A quand les premières aires protégées?

Pas avant plusieurs années.

« Quatre ans serait très optimiste. Malheureusement, cinq ou six ans est plus réaliste », parie Glen Wright, chercheur à l’Institut du développement durable et des relations internationales (Iddri), tandis que Minna Epps estime qu’on n’en verra pas avant 2027.

Une baleine à bosse au large de Punta Choros, à La Higuera, le 7 octobre 2021 au Chili (AFP/Archives - Pablo COZZAGLIO)

Une fois adopté, le traité devra être signé puis ratifié par 60 pays pour entrer en vigueur et permettre la réunion de la Conférence des parties.
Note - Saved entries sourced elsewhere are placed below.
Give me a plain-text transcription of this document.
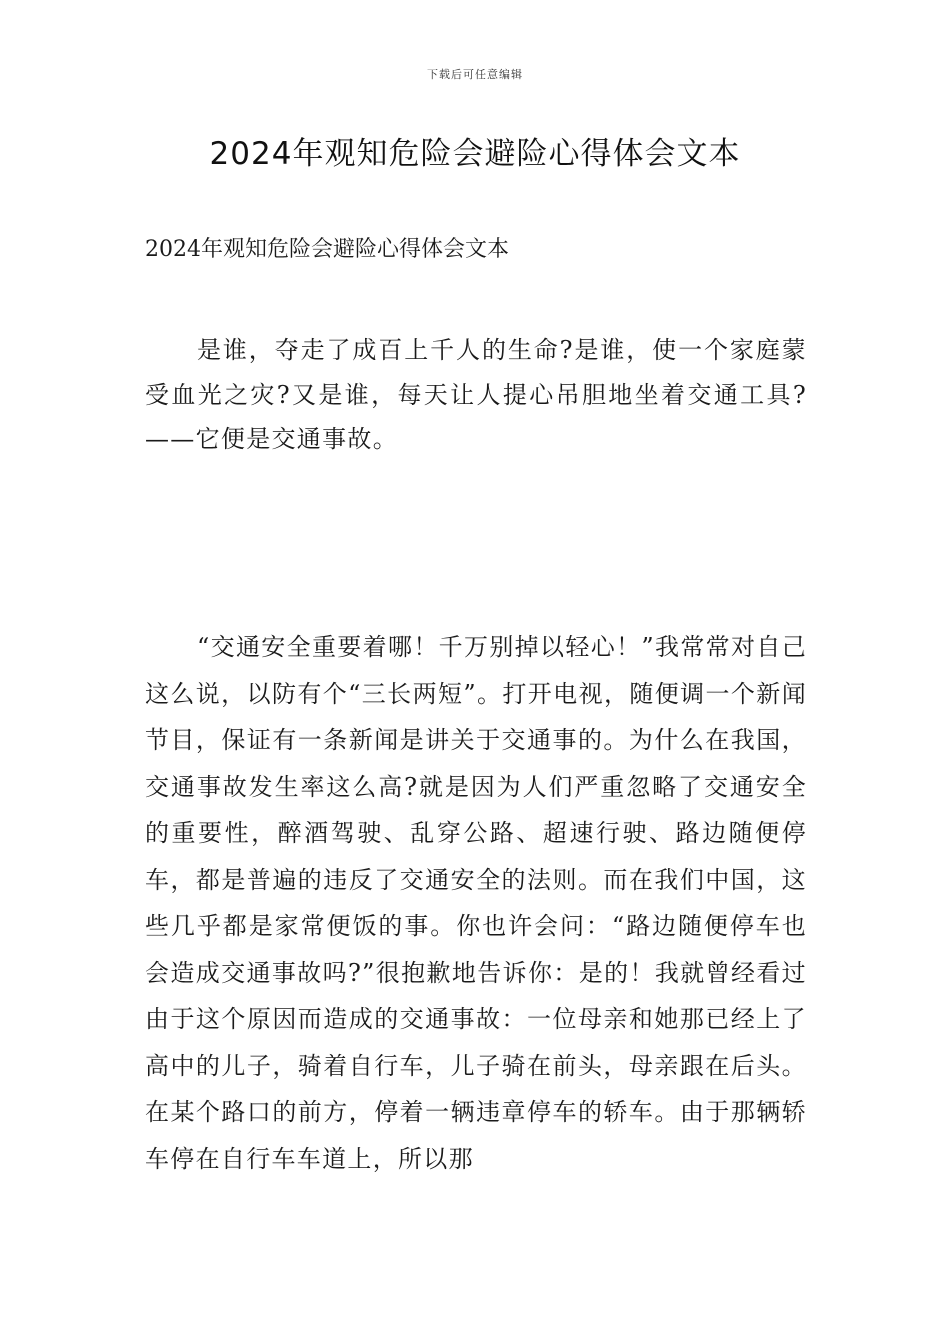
下载后可任意编辑
2024年观知危险会避险心得体会文本

2024年观知危险会避险心得体会文本

是谁，夺走了成百上千人的生命?是谁，使一个家庭蒙受血光之灾?又是谁，每天让人提心吊胆地坐着交通工具?——它便是交通事故。

“交通安全重要着哪！千万别掉以轻心！”我常常对自己这么说，以防有个“三长两短”。打开电视，随便调一个新闻节目，保证有一条新闻是讲关于交通事的。为什么在我国，交通事故发生率这么高?就是因为人们严重忽略了交通安全的重要性，醉酒驾驶、乱穿公路、超速行驶、路边随便停车，都是普遍的违反了交通安全的法则。而在我们中国，这些几乎都是家常便饭的事。你也许会问：“路边随便停车也会造成交通事故吗?”很抱歉地告诉你：是的！我就曾经看过由于这个原因而造成的交通事故：一位母亲和她那已经上了高中的儿子，骑着自行车，儿子骑在前头，母亲跟在后头。在某个路口的前方，停着一辆违章停车的轿车。由于那辆轿车停在自行车车道上，所以那
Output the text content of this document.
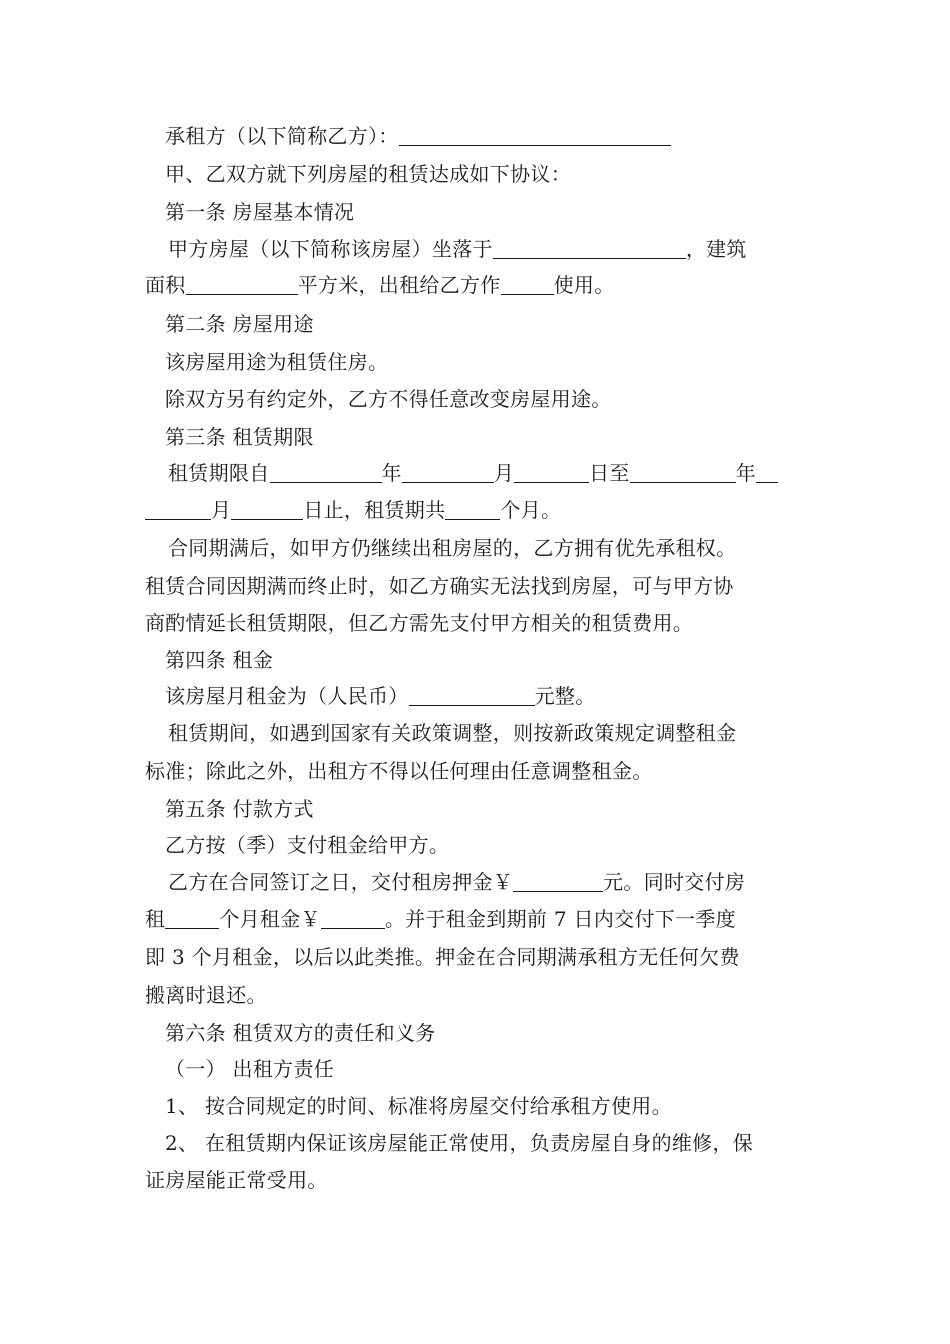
承租方（以下简称乙方）：
甲、乙双方就下列房屋的租赁达成如下协议：
第一条 房屋基本情况
甲方房屋（以下简称该房屋）坐落于	，建筑
面积	平方米，出租给乙方作	使用。
第二条 房屋用途
该房屋用途为租赁住房。
除双方另有约定外，乙方不得任意改变房屋用途。
第三条 租赁期限
租赁期限自	年	月	日至	年
月	日止，租赁期共	个月。
合同期满后，如甲方仍继续出租房屋的，乙方拥有优先承租权。
租赁合同因期满而终止时，如乙方确实无法找到房屋，可与甲方协
商酌情延长租赁期限，但乙方需先支付甲方相关的租赁费用。
第四条 租金
该房屋月租金为（人民币）	元整。
租赁期间，如遇到国家有关政策调整，则按新政策规定调整租金
标准；除此之外，出租方不得以任何理由任意调整租金。
第五条 付款方式
乙方按（季）支付租金给甲方。
乙方在合同签订之日，交付租房押金￥	元。同时交付房
租	个月租金￥	。并于租金到期前 7 日内交付下一季度
即 3 个月租金，以后以此类推。押金在合同期满承租方无任何欠费
搬离时退还。
第六条 租赁双方的责任和义务
（一） 出租方责任
1、 按合同规定的时间、标准将房屋交付给承租方使用。
2、 在租赁期内保证该房屋能正常使用，负责房屋自身的维修，保
证房屋能正常受用。
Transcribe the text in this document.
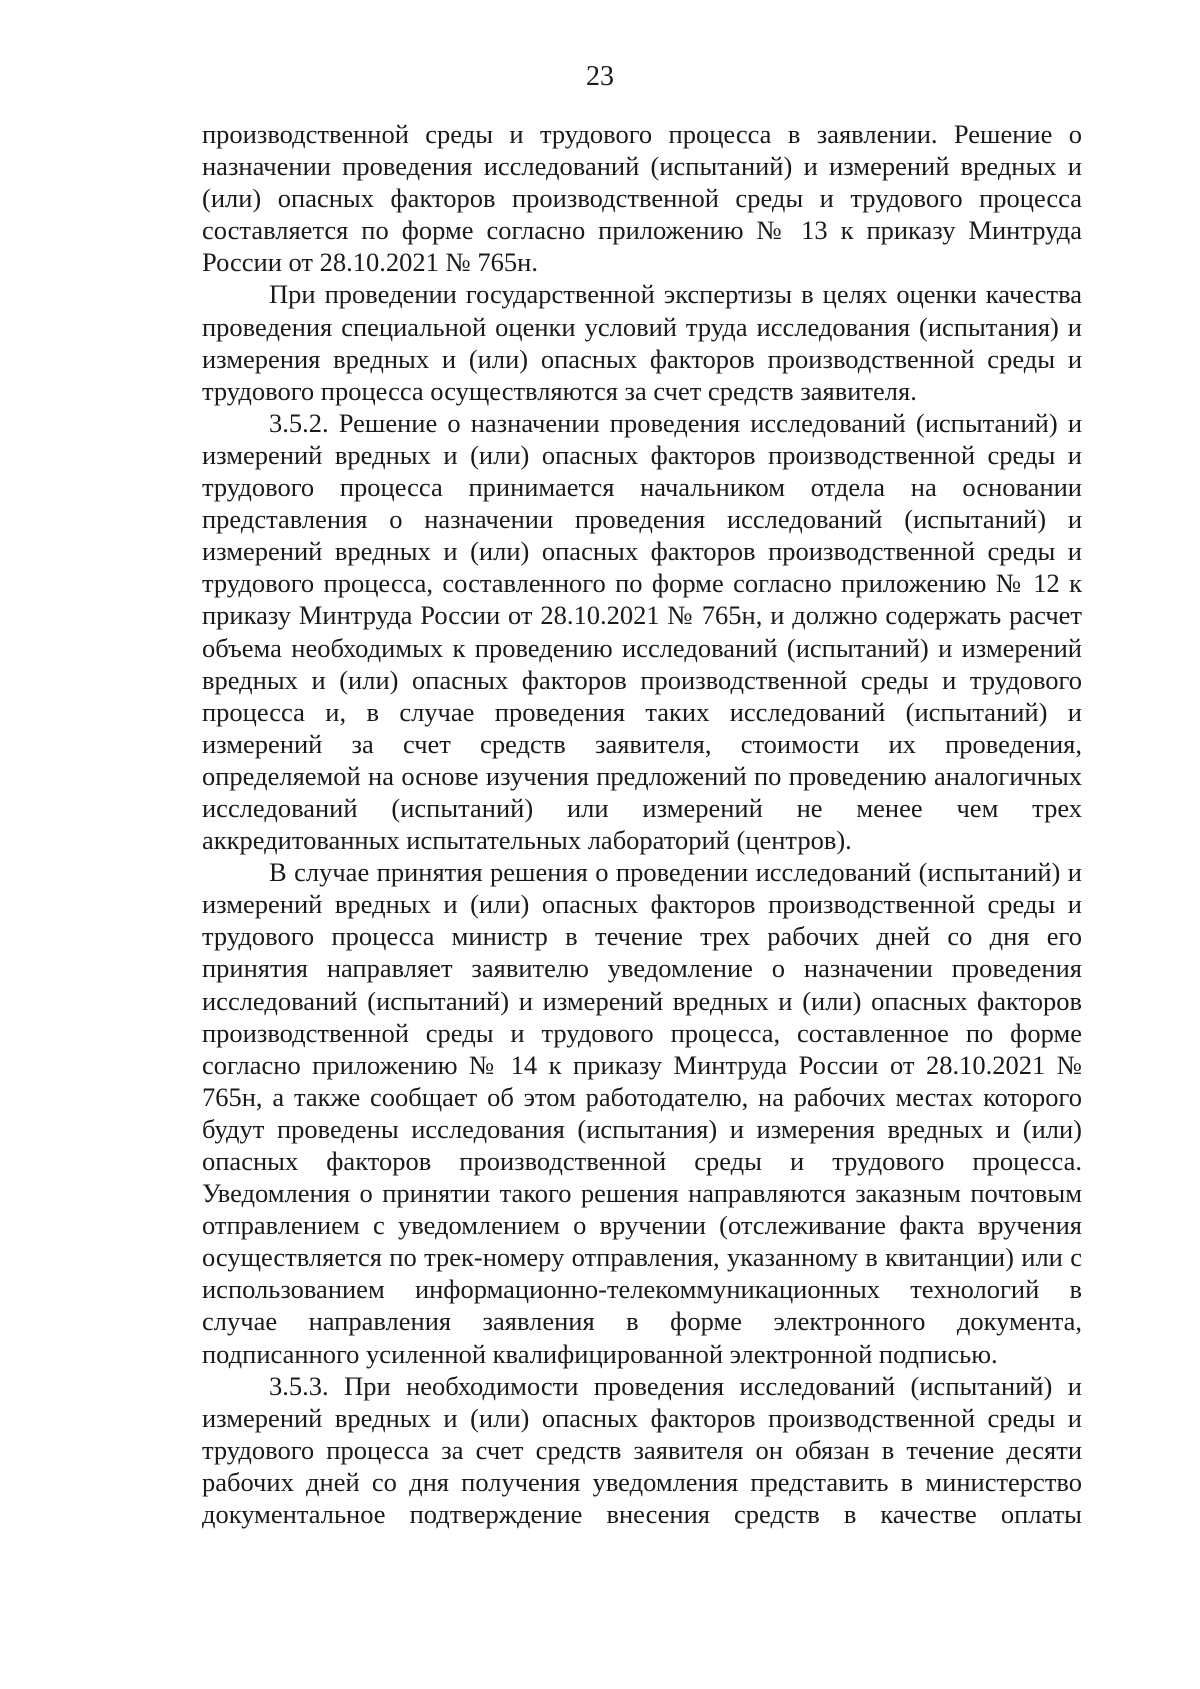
23

производственной среды и трудового процесса в заявлении. Решение о назначении проведения исследований (испытаний) и измерений вредных и (или) опасных факторов производственной среды и трудового процесса составляется по форме согласно приложению № 13 к приказу Минтруда России от 28.10.2021 № 765н.

При проведении государственной экспертизы в целях оценки качества проведения специальной оценки условий труда исследования (испытания) и измерения вредных и (или) опасных факторов производственной среды и трудового процесса осуществляются за счет средств заявителя.

3.5.2. Решение о назначении проведения исследований (испытаний) и измерений вредных и (или) опасных факторов производственной среды и трудового процесса принимается начальником отдела на основании представления о назначении проведения исследований (испытаний) и измерений вредных и (или) опасных факторов производственной среды и трудового процесса, составленного по форме согласно приложению № 12 к приказу Минтруда России от 28.10.2021 № 765н, и должно содержать расчет объема необходимых к проведению исследований (испытаний) и измерений вредных и (или) опасных факторов производственной среды и трудового процесса и, в случае проведения таких исследований (испытаний) и измерений за счет средств заявителя, стоимости их проведения, определяемой на основе изучения предложений по проведению аналогичных исследований (испытаний) или измерений не менее чем трех аккредитованных испытательных лабораторий (центров).

В случае принятия решения о проведении исследований (испытаний) и измерений вредных и (или) опасных факторов производственной среды и трудового процесса министр в течение трех рабочих дней со дня его принятия направляет заявителю уведомление о назначении проведения исследований (испытаний) и измерений вредных и (или) опасных факторов производственной среды и трудового процесса, составленное по форме согласно приложению № 14 к приказу Минтруда России от 28.10.2021 № 765н, а также сообщает об этом работодателю, на рабочих местах которого будут проведены исследования (испытания) и измерения вредных и (или) опасных факторов производственной среды и трудового процесса. Уведомления о принятии такого решения направляются заказным почтовым отправлением с уведомлением о вручении (отслеживание факта вручения осуществляется по трек-номеру отправления, указанному в квитанции) или с использованием информационно-телекоммуникационных технологий в случае направления заявления в форме электронного документа, подписанного усиленной квалифицированной электронной подписью.

3.5.3. При необходимости проведения исследований (испытаний) и измерений вредных и (или) опасных факторов производственной среды и трудового процесса за счет средств заявителя он обязан в течение десяти рабочих дней со дня получения уведомления представить в министерство документальное подтверждение внесения средств в качестве оплаты
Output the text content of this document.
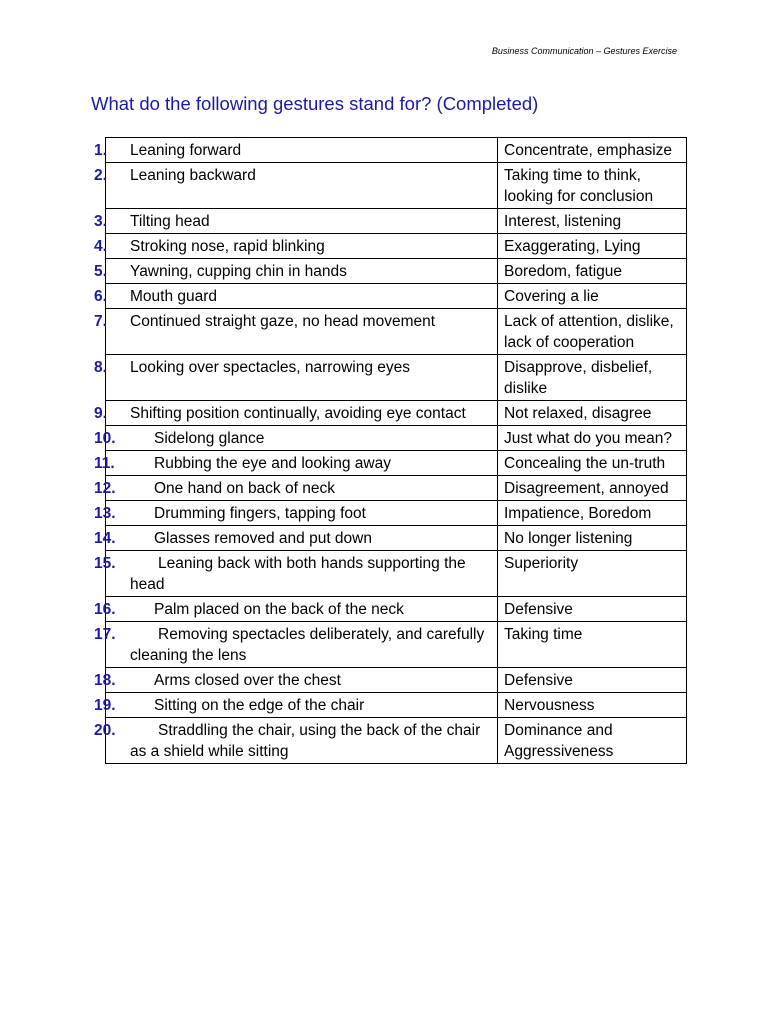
Business Communication – Gestures Exercise
What do the following gestures stand for? (Completed)
1. Leaning forward	Concentrate, emphasize
2. Leaning backward	Taking time to think, looking for conclusion
3. Tilting head	Interest, listening
4. Stroking nose, rapid blinking	Exaggerating, Lying
5. Yawning, cupping chin in hands	Boredom, fatigue
6. Mouth guard	Covering a lie
7. Continued straight gaze, no head movement	Lack of attention, dislike, lack of cooperation
8. Looking over spectacles, narrowing eyes	Disapprove, disbelief, dislike
9. Shifting position continually, avoiding eye contact	Not relaxed, disagree
10. Sidelong glance	Just what do you mean?
11. Rubbing the eye and looking away	Concealing the un-truth
12. One hand on back of neck	Disagreement, annoyed
13. Drumming fingers, tapping foot	Impatience, Boredom
14. Glasses removed and put down	No longer listening
15. Leaning back with both hands supporting the head	Superiority
16. Palm placed on the back of the neck	Defensive
17. Removing spectacles deliberately, and carefully cleaning the lens	Taking time
18. Arms closed over the chest	Defensive
19. Sitting on the edge of the chair	Nervousness
20. Straddling the chair, using the back of the chair as a shield while sitting	Dominance and Aggressiveness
Celle-ci sera habilitée à créer un sanctuaire sur proposition d’un ou plusieurs Etats, alors que ce sont surtout les ONG qui aujourd’hui portent ces propositions.

Seul le Chili a évoqué un projet formel à Nazca et Salas y Gomez.

Même s’il faudra plusieurs années avant d’avoir la naissance d’une aire, le traité est jugé crucial pour atteindre l’objectif fixé par l’ensemble des gouvernements de protéger 30% des terres et des océans de la planète d’ici 2030.

Sans le traité, « nous ne parviendrons pas à atteindre l’objectif de 30×30. C’est aussi simple que cela », estime Jessica Battle de WWF.

Mais vu le calendrier serré, « la contribution » du traité à cet objectif « pourrait être limitée », tempère Glen Wright.

Quelle protection?

Sur terre comme en mer, les degrés de protection des réserves de toutes sortes varient.

En haute mer, « j’ai du mal à imaginer de grandes étendues protégées de façon stricte », indique M. Wright, estimant plus « viable » de créer des petites zones avec des restrictions maximales (comme l’interdiction totale des activités) et d’autres avec des mesures pourquoi pas seulement à certains moments de l’année, lors de la reproduction ou la migration de certaines espèces.

Surveiller et appliquer?

Difficile d’imaginer une police internationale patrouillant des étendues immenses au milieu de l’océan… Alors les experts évoquent le recours aux technologies pour la mise en œuvre des aires protégées, notamment les satellites.

« La beauté de la haute mer, c’est qu’il faut beaucoup d’énergie pour s’y rendre » et les bateaux sont équipés de transmetteurs les identifiant, ce qui permet de « suive leurs mouvements », commente Jessica Battle.

Et de repérer ainsi une activité non autorisée, comme le fait déjà le site « Global fishing watch » pour la pêche.

Reste à savoir comment financer cette surveillance et comment forcer un contrevenant à respecter les règles, pour que ces sanctuaires ne soient pas des coquilles vides.

Le traité souligne que les Etats sont responsables des activités en haute mer des bateaux battant leur pavillon. Encore faut-il que l’Etat en question soit signataire du traité.

Le texte prévoit aussi un mécanisme de « conformité », qui reste largement à définir.

« S’il y a des preuves qu’un Etat a fourni un pavillon à un bateau qui ne respecte pas une aire marine protégée, cela pourra être soulevé à la COP. Les Etats n’aiment pas ça, être critiqués au niveau international », espère Mme Battle.